## Stream: maths

### Topic: homeomorphisms

#### Reid Barton (Jun 01 2018 at 18:50):

@Patrick Massot, did you have a definition of homeomorphisms somewhere?

#### Reid Barton (Jun 01 2018 at 19:03):

thanks! I like this extends equiv idea

#### Patrick Massot (Jun 01 2018 at 20:11):

This was Mario's idea. At that time I had no idea equiv existed

#### Kenny Lau (Jun 01 2018 at 20:12):

just do it in a category man

#### Kevin Buzzard (Jun 01 2018 at 20:46):

won't there be universe issues?

#### Kenny Lau (Jun 01 2018 at 20:46):

just build a category theory without universe issue, man

#### Kenny Lau (Jun 01 2018 at 20:50):

the category itself as an object has universe issues

#### Kenny Lau (Jun 01 2018 at 20:50):

if you use the things within, you should be fine

#### Kevin Buzzard (Jun 01 2018 at 20:50):

I never really understood the issues that Scott had with universes but my impression is that things are harder than you might think

#### Kenny Lau (Jun 01 2018 at 20:50):

(there's a different category for each universe)

#### Kenny Lau (Jun 01 2018 at 20:50):

(but it doesn't matter)

#### Kevin Buzzard (Jun 01 2018 at 21:01):

my understanding is that sometimes it does matter

#### Kevin Buzzard (Jun 01 2018 at 21:01):

because maybe you end up with the right object but in the wrong universe

#### Scott Morrison (Jun 01 2018 at 22:17):

The problem with universes (which is the sole reason I didn't have a PR ready months ago) is that there are genuinely two different sorts of categories one needs in mathematics: "small categories", in which objects and morphisms live in the same fixed universe, and "large categories", in which objects get to live in one higher universe than the morphisms.

#### Scott Morrison (Jun 01 2018 at 22:18):

For a very long time in my pre-Lean mathematical career, I thought this wasn't such a big deal, but I've learnt better. :-)

#### Scott Morrison (Jun 01 2018 at 22:21):

(Briefly: we need large categories because all the basic algebra examples like Types, Groups, PL, etc are large.
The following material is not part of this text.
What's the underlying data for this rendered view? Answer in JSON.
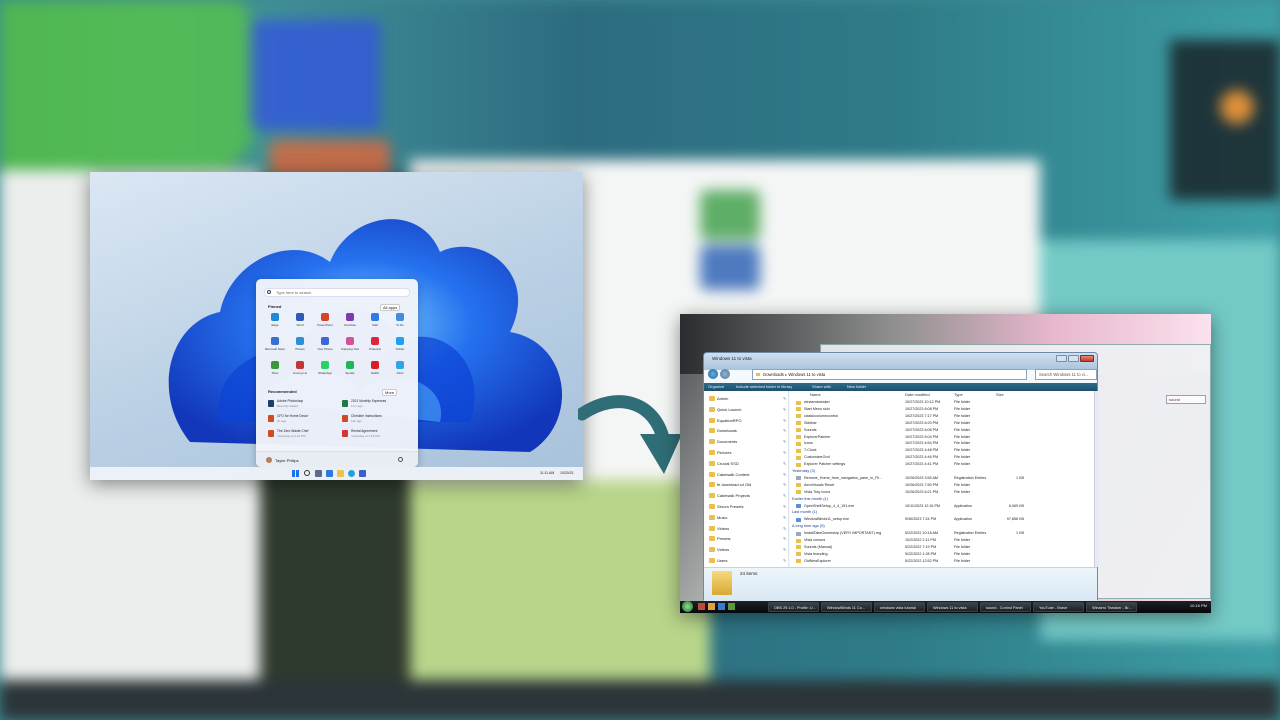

We need small categories because if you try thinking about any of the basic machinery in category theory, particularly taking limits, when you index over objects in a large category you find yourself having to move up the universe hierarchy over and over again, while when you index over objects in a small category you can stay at one level. Happily, one can get away with doing most of mathematics only having to index over a small category --- but not quite all, so eventually you need to admit that the universe parameter can vary across a development.)
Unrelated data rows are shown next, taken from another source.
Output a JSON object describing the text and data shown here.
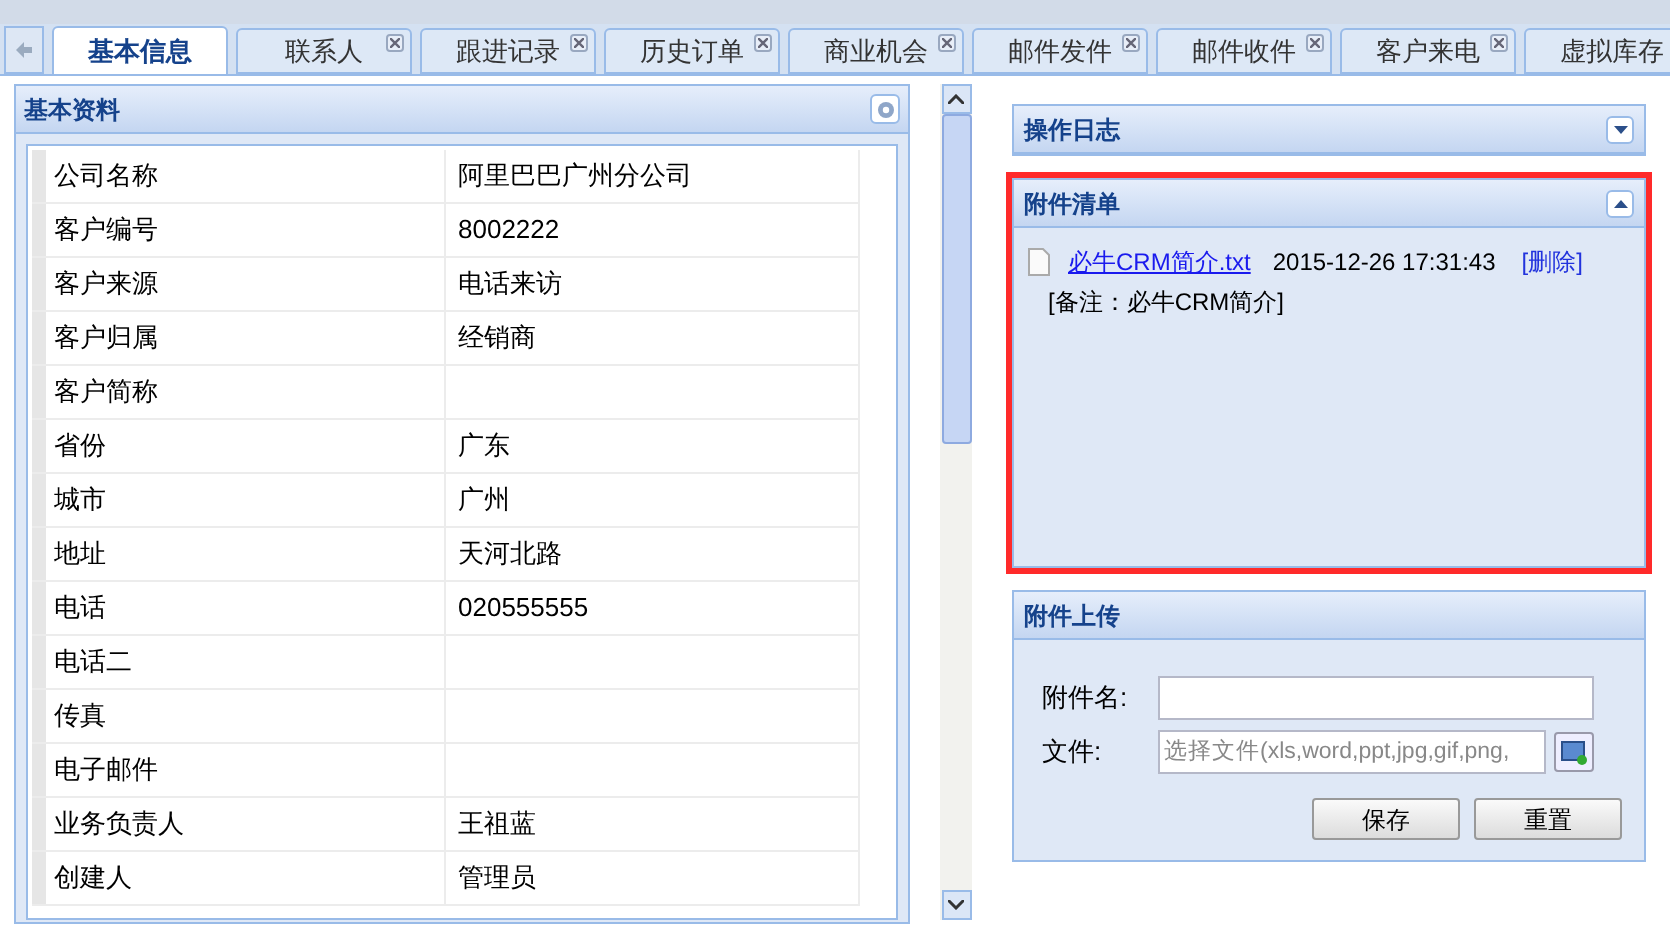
{
  "tabs": [
    {
      "label": "基本信息",
      "selected": true,
      "closable": false
    },
    {
      "label": "联系人",
      "selected": false,
      "closable": true
    },
    {
      "label": "跟进记录",
      "selected": false,
      "closable": true
    },
    {
      "label": "历史订单",
      "selected": false,
      "closable": true
    },
    {
      "label": "商业机会",
      "selected": false,
      "closable": true
    },
    {
      "label": "邮件发件",
      "selected": false,
      "closable": true
    },
    {
      "label": "邮件收件",
      "selected": false,
      "closable": true
    },
    {
      "label": "客户来电",
      "selected": false,
      "closable": true
    },
    {
      "label": "虚拟库存",
      "selected": false,
      "closable": false
    }
  ],
  "basic_info": {
    "title": "基本资料",
    "rows": [
      {
        "label": "公司名称",
        "value": "阿里巴巴广州分公司"
      },
      {
        "label": "客户编号",
        "value": "8002222"
      },
      {
        "label": "客户来源",
        "value": "电话来访"
      },
      {
        "label": "客户归属",
        "value": "经销商"
      },
      {
        "label": "客户简称",
        "value": ""
      },
      {
        "label": "省份",
        "value": "广东"
      },
      {
        "label": "城市",
        "value": "广州"
      },
      {
        "label": "地址",
        "value": "天河北路"
      },
      {
        "label": "电话",
        "value": "020555555"
      },
      {
        "label": "电话二",
        "value": ""
      },
      {
        "label": "传真",
        "value": ""
      },
      {
        "label": "电子邮件",
        "value": ""
      },
      {
        "label": "业务负责人",
        "value": "王祖蓝"
      },
      {
        "label": "创建人",
        "value": "管理员"
      }
    ]
  },
  "operation_log": {
    "title": "操作日志",
    "expanded": false
  },
  "attachments": {
    "title": "附件清单",
    "expanded": true,
    "highlighted": true,
    "items": [
      {
        "file": "必牛CRM简介.txt",
        "time": "2015-12-26 17:31:43",
        "delete": "[删除]",
        "note": "[备注：必牛CRM简介]"
      }
    ]
  },
  "upload": {
    "title": "附件上传",
    "name_label": "附件名:",
    "file_label": "文件:",
    "file_placeholder": "选择文件(xls,word,ppt,jpg,gif,png,",
    "buttons": [
      "保存",
      "重置"
    ]
  }
}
#### Scott Morrison (Jun 01 2018 at 22:22):

So, how to implement this? We don't want to have parallel developments of small and large categories, because then we'd have at least 3 different types of functors (small to small, small to large, large to large -- large to small is just silly, of course :-), and lifts between these, and then more mess at the level of transformations, and it will all end badly.

#### Scott Morrison (Jun 01 2018 at 22:23):

The two options I considered were:

#### Scott Morrison (Jun 01 2018 at 22:23):

1) "categories" by default have objects in Type (u+1) and morphisms in Type u, and a small category is a category along with the additional evidence that the objects are equivalent in something in Type u after all.

#### Scott Morrison (Jun 01 2018 at 22:24):

2) We define "categories" to have two universe parameters, so objects live in Type u and morphisms in Type v, and define "small_category" and "large_category" as subclasses (with u=v and u=v+1 respectively).

#### Scott Morrison (Jun 01 2018 at 22:25):

In the end, it seems that 1) just doesn't work; I found that I was having to implement multiple sorts of functors and natural transformations anyway.

#### Scott Morrison (Jun 01 2018 at 22:27):

2) mostly works. You develop as much as you need at the level of "independent universe" categories, but then when it makes sense restrict to either small_category or large_category. Working entirely with independent universe categories becomes problematic, because Lean usually can't infer the morphism universe level. Mostly you can get around this just by specifying that level explicitly, but it also starts to break typeclass inference and so eventually becomes a serious problem.